Put Up Your Dukes

Montecito – An argument between job foremen working neighboring projects in Montecito escalated April 15 when one allegedly spit on the other. The quarrel began during a discussion of construction trash and materials left on the roadside. Apparently, the garbage was causing a stir among neighbors.

A Really Good Listener

Santa Barbara – Patrolling deputies found a 47-year-old man sitting along Milpas Street on a recent afternoon talking to a tree. The man, who could not get up or walk without assistance, must have thought his companion was merely a good listener. He was arrested for public intoxication.

Granny Gives it the Gas

Summerland – A Summerland resident, 76, is seeking a restraining order against a neighbor who allegedly has been making threats against her. The victim said her neighbor had been upset with her ever since she contacted “county officials” about speed limit signs he posted illegally on Calle Culumbre. The woman said the man has repeatedly threatened to have her arrested for speeding.

Bothersome Beachcomber

Carpinteria – After receiving a call at 2 p.m. about a man behaving erratically at the beach in Rincon on April 15, a deputy met with witnesses who said the man had been grabbing his crotch and “acting inappropriately” toward women.

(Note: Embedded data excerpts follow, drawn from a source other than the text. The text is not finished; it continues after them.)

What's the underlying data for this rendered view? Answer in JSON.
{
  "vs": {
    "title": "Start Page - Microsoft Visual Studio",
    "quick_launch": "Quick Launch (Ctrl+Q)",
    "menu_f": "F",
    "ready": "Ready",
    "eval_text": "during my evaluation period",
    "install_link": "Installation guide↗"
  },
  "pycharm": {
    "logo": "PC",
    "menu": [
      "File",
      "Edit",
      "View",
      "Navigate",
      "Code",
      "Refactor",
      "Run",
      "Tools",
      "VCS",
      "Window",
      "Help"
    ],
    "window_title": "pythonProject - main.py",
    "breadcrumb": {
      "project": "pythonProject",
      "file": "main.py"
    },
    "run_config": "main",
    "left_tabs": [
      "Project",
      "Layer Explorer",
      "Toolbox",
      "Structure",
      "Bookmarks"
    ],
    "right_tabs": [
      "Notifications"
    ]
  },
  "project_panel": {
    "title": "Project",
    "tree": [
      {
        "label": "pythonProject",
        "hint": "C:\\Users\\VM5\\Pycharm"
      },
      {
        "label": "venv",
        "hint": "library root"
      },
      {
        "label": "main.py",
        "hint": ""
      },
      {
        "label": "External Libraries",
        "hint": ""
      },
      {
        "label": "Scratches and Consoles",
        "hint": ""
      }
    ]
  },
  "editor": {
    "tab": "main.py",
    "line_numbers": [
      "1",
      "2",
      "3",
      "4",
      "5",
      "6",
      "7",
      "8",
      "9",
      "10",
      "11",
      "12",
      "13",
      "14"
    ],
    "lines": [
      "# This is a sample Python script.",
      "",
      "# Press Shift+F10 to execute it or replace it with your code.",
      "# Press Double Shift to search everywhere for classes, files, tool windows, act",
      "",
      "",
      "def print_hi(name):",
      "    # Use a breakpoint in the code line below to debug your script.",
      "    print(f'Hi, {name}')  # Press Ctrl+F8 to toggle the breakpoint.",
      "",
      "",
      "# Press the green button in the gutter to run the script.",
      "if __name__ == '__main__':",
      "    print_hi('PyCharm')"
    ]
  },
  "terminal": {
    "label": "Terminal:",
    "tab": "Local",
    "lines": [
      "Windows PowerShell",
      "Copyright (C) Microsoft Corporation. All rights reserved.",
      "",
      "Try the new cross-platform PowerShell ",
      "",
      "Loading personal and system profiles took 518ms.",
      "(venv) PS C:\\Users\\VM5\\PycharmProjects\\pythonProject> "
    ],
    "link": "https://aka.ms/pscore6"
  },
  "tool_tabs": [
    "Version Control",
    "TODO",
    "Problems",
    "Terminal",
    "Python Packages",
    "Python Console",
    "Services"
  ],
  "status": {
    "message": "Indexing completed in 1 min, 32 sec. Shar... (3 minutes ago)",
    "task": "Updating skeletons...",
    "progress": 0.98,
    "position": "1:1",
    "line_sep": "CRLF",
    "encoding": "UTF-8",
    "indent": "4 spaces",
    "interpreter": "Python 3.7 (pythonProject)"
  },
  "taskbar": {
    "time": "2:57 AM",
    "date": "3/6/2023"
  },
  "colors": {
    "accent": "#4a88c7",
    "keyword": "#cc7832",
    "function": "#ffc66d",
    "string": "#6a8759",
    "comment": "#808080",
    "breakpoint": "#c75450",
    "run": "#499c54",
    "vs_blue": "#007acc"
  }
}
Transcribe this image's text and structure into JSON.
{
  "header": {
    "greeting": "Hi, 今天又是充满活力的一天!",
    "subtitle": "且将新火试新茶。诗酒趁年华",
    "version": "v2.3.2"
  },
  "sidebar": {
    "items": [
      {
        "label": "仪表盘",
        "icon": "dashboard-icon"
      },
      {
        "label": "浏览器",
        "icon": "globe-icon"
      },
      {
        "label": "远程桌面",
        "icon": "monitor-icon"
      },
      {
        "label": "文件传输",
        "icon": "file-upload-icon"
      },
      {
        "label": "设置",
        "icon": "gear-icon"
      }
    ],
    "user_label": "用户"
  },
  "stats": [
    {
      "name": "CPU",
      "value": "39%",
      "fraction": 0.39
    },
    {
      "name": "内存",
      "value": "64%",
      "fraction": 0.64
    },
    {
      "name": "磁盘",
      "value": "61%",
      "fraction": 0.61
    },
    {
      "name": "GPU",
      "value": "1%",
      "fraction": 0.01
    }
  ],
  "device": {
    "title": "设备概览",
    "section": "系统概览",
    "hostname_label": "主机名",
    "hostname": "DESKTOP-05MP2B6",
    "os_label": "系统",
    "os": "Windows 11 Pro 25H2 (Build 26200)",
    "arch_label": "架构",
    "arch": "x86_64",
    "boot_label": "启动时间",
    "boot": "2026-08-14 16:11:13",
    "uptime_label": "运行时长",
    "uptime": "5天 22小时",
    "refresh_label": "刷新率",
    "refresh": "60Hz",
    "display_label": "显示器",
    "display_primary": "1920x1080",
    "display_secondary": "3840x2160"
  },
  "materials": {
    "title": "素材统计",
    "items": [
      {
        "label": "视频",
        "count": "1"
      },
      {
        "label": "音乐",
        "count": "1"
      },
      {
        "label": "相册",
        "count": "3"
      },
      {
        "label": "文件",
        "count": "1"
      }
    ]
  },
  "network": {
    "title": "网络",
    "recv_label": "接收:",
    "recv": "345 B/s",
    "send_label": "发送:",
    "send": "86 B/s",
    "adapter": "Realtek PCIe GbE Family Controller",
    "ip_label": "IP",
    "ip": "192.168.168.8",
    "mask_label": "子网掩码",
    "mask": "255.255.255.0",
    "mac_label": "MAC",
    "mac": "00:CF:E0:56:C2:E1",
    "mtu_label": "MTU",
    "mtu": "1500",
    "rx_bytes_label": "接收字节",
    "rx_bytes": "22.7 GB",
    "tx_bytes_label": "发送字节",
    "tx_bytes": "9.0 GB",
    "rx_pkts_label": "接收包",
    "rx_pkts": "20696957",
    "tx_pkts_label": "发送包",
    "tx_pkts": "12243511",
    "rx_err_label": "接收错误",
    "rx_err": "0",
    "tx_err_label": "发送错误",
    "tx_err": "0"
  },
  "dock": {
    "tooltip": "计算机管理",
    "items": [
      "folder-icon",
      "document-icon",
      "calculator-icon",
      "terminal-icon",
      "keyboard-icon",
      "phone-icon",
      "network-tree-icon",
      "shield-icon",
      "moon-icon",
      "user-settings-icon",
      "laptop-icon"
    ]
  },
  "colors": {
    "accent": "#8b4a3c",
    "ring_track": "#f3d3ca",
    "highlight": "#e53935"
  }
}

The deputy found the subject, wearing a yellow hat, swinging a piece of driftwood. Refusing to obey orders, the man was struck with a Taser gun twice before complying. During his arrest, the man continued to exclaim that he was “Allah.”

Taking a Bite out of Crime

Carpinteria – A woman arrested for public intoxication earlier this month told deputies she was “a CIA operative working to capture cannibals.” After receiving a call about the disruptive woman at a Linden Avenue grocery store, deputies found the inebriated 42-year-old lying on a mat outside the building.

Book Club Dried Up

Carpinteria – It wasn’t until a woman was readying her home for a book club party that she realized she was the victim of a residential burglary. The woman believes that a thief entered her Casitas Pass Road home, stealing a $20 bottle of wine sometime between April 13 and April 15.

Hunger Pangs

Santa Barbara – Authorities are searching for three male juveniles who allegedly took a man’s groceries from him as he walked on Cacique Street. The victim, 47, said he was struck on the arm with a stick before the men grabbed his food and fled on foot about 7 p.m. on a recent Thursday.

Pack it Up

Santa Barbara – A crackdown on “illegal lodgers” outside the Santa Barbara Public Library on Anapamu Street has led to the citing of numerous transients. In one case, a man had set up his bed outside the building in front of an emergency exit. Food and trash were scattered around the subject, according to the report.

Landscaping on the Cheap

Carpinteria – The caretaker of an apartment complex in Carpinteria contacted authorities after finding three previously landscaped areas on the property in tatters. It appeared the damage was caused in an effort to steal mature foliage. Inventory of the area indicated the thief stole 48 flowering snapdragons and a dozen impatiens.

Smoke in His Eye

Summerland – Pulled over for erratic driving on Highway 101 near Summerland just after 9 p.m. Monday, the driver’s passenger chimed in that the poor driving was her fault “because I was giving him a massage.”

However, smelling marijuana, the deputy asked if the driver’s impaired ability was because of being under the influence. When no marijuana was located inside the car, the deputy asked if the driver had already smoked it all. The driver smiled and said, “Yeah.” The passenger, 18, was taken home by a parent; the driver, 24, was arrested for driving under the influence.